Recovery Update: 7 Months Later

If you missed my 5 month recovery update and want to catch up, you can check it out here.

I still don't feel like myself.  I wish I could say that sometimes, I forget about this big surgery that swept up my life and turned it into something unrecognizable, but I can't.  It catches me in quiet moments as well as loud, when I'm struggling to think or when I'm next to someone talking on their cell phone too loud.  It catches me with things that get my attention right away, like physical pain, or a limp, or the question "why do I still feel this way?"  I wish it didn't happen so often, and its not even really that bad, but it does take me out of some pretty great moments I'd rather be present in.  It's not really enough to complain, but in those moments when I feel like a guest in my own body, I wonder will it always feel like this?

My tumour was growing in the part of the brain that controls fine motor skills.  Specifically, the motor skills on the left side of your body.  Luckily, I still have movement in my left side… I’m aware that it could have been much worse.  But the type of fine motor skills that I've taken for granted are still gone.  They improve gradually, but my fully functioning right side seems to say "keep up" as it effortlessly moves forward with my left side struggles to keep up.  Playing piano?
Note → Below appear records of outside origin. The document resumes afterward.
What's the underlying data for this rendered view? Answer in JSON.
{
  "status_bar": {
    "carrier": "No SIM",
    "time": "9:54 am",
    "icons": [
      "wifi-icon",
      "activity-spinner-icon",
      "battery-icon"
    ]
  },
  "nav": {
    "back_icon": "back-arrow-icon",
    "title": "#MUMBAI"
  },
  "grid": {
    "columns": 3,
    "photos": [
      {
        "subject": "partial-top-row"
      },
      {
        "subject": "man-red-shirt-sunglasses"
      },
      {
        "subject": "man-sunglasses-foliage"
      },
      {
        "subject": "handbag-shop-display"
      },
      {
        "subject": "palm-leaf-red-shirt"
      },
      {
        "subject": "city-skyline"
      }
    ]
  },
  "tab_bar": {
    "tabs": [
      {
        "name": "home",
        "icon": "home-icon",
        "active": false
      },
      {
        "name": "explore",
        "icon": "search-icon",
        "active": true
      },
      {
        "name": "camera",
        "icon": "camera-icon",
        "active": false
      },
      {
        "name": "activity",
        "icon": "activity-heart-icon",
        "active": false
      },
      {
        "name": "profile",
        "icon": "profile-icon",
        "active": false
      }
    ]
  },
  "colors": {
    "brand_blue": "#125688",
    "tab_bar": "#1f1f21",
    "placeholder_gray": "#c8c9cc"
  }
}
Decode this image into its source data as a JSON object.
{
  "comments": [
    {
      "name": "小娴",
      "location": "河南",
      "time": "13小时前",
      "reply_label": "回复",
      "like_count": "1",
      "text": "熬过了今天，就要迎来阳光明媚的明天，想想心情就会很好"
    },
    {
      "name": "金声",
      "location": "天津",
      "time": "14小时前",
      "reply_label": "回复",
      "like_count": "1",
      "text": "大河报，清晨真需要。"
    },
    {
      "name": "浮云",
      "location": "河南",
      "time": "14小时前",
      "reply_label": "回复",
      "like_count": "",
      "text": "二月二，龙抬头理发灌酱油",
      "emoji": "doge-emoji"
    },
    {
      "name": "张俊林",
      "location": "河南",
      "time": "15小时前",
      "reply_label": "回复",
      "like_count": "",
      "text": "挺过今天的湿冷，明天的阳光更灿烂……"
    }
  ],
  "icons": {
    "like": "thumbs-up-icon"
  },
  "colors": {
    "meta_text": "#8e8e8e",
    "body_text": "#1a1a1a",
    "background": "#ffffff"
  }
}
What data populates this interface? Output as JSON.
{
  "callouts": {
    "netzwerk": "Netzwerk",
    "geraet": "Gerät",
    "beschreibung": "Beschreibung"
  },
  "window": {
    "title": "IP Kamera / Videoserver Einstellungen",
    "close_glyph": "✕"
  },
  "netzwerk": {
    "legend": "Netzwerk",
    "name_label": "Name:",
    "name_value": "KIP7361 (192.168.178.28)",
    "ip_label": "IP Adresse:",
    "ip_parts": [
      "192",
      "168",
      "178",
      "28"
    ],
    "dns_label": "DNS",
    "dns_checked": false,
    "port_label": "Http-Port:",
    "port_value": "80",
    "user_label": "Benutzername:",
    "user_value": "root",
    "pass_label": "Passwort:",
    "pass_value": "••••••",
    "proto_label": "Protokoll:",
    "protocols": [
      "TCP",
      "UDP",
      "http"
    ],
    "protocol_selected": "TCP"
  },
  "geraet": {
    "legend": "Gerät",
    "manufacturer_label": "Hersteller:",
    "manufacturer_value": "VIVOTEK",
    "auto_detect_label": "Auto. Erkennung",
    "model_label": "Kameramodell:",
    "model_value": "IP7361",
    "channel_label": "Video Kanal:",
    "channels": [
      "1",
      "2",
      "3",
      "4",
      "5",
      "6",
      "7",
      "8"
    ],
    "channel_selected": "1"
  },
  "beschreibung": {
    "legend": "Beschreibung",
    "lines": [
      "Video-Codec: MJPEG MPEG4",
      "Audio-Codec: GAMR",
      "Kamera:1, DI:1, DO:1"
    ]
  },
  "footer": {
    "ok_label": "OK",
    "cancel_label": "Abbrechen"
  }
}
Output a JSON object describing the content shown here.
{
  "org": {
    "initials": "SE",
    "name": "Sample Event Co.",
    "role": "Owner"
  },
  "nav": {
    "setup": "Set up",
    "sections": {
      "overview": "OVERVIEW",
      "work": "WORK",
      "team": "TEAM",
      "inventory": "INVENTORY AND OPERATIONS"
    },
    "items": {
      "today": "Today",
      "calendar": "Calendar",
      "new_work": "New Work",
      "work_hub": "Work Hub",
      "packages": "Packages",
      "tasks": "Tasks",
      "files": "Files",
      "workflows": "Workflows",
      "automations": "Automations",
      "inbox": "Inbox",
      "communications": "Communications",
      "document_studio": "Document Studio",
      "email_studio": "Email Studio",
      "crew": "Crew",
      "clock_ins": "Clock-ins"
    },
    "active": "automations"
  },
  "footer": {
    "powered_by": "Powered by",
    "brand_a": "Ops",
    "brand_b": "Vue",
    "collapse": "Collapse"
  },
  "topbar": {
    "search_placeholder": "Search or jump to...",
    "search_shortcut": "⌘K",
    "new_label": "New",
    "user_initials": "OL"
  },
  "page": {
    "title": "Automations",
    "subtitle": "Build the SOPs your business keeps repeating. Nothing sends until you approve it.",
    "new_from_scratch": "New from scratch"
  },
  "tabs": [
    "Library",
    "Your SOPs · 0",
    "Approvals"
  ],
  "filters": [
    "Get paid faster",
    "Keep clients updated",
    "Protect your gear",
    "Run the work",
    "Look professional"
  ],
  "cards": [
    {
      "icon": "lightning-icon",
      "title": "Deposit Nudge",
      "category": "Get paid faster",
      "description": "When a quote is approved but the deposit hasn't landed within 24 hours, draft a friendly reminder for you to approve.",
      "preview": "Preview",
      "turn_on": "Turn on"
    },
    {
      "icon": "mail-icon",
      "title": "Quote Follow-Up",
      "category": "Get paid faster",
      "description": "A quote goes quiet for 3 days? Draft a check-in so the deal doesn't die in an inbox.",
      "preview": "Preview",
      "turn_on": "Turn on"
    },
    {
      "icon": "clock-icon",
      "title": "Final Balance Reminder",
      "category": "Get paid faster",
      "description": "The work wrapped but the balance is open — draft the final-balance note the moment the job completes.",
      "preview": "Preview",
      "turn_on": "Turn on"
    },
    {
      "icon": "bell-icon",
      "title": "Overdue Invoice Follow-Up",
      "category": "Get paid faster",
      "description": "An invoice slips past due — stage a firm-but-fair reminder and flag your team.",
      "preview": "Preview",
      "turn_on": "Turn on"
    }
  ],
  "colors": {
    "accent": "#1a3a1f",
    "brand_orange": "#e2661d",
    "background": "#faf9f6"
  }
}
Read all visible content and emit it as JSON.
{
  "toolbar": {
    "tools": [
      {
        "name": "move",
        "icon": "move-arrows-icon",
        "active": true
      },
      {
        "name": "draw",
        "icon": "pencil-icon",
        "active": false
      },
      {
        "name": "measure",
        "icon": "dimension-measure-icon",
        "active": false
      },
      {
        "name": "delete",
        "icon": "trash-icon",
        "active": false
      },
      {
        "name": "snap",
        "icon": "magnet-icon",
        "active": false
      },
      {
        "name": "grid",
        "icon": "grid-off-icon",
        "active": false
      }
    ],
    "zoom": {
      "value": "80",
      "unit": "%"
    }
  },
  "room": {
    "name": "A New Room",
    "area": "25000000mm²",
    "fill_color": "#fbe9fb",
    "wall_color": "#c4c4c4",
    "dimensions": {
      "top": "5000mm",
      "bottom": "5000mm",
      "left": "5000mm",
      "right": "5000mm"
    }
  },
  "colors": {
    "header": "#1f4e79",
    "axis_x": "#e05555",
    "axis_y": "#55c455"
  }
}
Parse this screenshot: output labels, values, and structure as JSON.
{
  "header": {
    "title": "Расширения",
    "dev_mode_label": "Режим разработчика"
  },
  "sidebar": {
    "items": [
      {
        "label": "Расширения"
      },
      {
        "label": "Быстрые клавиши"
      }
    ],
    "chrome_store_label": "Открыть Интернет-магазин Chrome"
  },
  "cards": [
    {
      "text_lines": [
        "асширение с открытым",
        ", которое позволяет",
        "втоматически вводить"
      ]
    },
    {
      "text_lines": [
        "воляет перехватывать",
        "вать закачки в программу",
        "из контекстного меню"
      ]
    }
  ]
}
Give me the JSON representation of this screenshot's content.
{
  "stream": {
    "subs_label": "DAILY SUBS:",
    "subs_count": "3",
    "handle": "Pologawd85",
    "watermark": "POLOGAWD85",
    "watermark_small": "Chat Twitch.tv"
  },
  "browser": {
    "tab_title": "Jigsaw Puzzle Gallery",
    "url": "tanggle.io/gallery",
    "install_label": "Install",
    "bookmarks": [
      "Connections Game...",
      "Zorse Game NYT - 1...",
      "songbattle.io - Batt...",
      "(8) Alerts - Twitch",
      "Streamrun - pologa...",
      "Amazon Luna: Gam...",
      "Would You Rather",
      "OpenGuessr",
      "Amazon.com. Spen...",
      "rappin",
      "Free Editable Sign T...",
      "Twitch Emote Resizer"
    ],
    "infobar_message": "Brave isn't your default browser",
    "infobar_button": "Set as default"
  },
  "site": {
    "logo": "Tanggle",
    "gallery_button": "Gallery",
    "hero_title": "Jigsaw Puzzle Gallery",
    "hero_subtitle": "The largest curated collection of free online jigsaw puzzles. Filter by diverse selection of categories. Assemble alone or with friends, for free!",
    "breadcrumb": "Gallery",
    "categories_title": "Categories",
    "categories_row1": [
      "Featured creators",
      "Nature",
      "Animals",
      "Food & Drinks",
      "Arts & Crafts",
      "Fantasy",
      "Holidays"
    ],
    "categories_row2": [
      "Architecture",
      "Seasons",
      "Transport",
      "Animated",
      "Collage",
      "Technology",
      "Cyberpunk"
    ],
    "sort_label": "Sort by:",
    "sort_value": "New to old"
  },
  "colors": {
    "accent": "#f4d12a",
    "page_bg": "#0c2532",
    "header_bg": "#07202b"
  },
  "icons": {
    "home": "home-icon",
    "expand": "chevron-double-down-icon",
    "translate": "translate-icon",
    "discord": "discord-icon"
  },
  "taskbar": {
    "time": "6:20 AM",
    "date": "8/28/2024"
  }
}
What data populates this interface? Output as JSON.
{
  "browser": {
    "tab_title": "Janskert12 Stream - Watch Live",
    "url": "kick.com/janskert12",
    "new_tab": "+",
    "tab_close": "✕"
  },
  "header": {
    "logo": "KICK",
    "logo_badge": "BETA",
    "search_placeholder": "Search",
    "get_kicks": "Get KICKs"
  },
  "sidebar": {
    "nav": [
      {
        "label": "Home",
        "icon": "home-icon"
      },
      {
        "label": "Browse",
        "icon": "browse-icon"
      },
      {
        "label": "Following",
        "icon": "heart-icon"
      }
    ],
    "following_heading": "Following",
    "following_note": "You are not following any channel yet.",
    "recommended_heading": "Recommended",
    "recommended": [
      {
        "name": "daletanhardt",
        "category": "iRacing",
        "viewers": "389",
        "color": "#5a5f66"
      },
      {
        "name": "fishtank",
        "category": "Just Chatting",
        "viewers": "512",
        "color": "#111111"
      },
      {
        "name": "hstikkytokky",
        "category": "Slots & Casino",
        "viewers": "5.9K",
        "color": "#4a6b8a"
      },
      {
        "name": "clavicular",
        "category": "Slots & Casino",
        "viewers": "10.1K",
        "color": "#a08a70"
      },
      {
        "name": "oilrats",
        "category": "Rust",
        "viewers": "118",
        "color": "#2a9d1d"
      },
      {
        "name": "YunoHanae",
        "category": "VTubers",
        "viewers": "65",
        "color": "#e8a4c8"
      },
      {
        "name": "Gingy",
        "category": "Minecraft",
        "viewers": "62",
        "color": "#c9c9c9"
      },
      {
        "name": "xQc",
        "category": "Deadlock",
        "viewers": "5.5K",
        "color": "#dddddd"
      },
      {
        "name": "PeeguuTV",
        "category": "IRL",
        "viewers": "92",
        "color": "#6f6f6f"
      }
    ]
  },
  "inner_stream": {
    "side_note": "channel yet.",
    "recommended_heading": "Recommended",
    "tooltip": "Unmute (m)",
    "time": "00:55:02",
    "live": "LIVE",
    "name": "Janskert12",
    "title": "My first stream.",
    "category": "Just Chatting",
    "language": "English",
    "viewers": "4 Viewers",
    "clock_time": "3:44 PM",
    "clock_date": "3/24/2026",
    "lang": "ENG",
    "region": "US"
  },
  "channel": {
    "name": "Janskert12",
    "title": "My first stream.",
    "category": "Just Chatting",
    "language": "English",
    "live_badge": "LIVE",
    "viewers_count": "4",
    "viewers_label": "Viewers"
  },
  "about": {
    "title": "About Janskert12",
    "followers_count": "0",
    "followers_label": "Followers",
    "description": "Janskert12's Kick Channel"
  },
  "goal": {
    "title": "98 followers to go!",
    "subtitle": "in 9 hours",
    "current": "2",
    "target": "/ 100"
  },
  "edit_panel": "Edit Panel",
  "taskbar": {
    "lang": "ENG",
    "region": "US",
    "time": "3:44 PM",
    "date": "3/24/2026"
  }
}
Laughable.  Typing?  I went from 70 wpm to 25.  That's with months of practice.  Even tying my shoes seems to catch me up; my right hand, swooping around my left hand with just muscle memory, and my left hand fumbling for something that feels familiar.  It's uncomfortable, but I try not to dwell on it.

My swallowing also hasn't caught up, and I'm not sure why.  Here's what I know:  After my surgery, when I woke up, I was told I'd need soft food only for a while, because my swallowing will take a while to come back.  This is pretty normal, I think.  When I was in the hospital, it took lots of work for me to eat.  I'd chew, move the food to the back of my throat, and it just wouldn't go down.  7 months later, it still doesn't.  Water, juice and things like that are totally fine for me, but anything with substance, anything that needs to be chewed, doesn't really work for me unless I have water to wash it down with.  If I’m not sitting, focused, and quiet when I'm eating, it's easy for me to forget to chew and make sure my food is going down properly, and I'll straight up choke.  Some foods, as you can imagine, are easier than others, but I'm getting frustrated with withdrawing myself every time I eat, in case I get called on to chime in when my mouth is full. 

I'm starting to run out of patience, especially with my swallowing.  My mind is often buzzing, wondering what the problem could be.  Is there some type of damage or scar tissue from when I was intubated?  Could my surgeon have hit a nerve in surgery that caused some type of damage to my swallowing reflex?  Is my throat chakra blocked?  I wish I had the answer, especially because neither me nor my surgeon have any idea what's going on.  I really hope that something I'm doing isn't inadvertently making it worse, but it never causes me pain.  If I was really doing something wrong, I think my body would tell me by being in pain more often.

I'm pretty torn between whether I should be ignoring my difficulties and pushing through or coddling myself and taking it easy.  So far, I'm doing my best to push through and try and do all the things I normally would, I just make sure I have lots of rest.  The only exception I can think of right now would be the gym; I’m not even able to jog 20 feet, so I think that the gym would be a little more than I'm able to take on right now.  Besides, my job keeps me moving and active, so I think that for the short term, I'm being active enough.  As long as I get enough rest.

As much as recovery's weird feeling and sometimes uncomfortable, the last few months have felt really stable and secure, which isn't something I'm used to.  In the past, I've dealt with really extreme mood swings, often feeling sky high one day and crashing the next, or even just on a moment-to-moment basis.  It was something I was learning to deal with, but it was still a pretty big challenge for me.  But, for whatever reason, removing the tumour seems to have made it stop.  I'm not sure if maybe the tumour was pushing on a part of my brain that just really knocked me off balance, or if the gratefulness I've felt through this process has permeated so deeply that it changed a part of myself that I was really struggling with.  I've especially noticed that even as the weather gets more grim, my mood seems unaffected; something I haven't experienced since elementary school.  Maybe it's temporary, maybe it's all in my head.  At this point, who cares?  I'm riding this wave as far as it'll take me.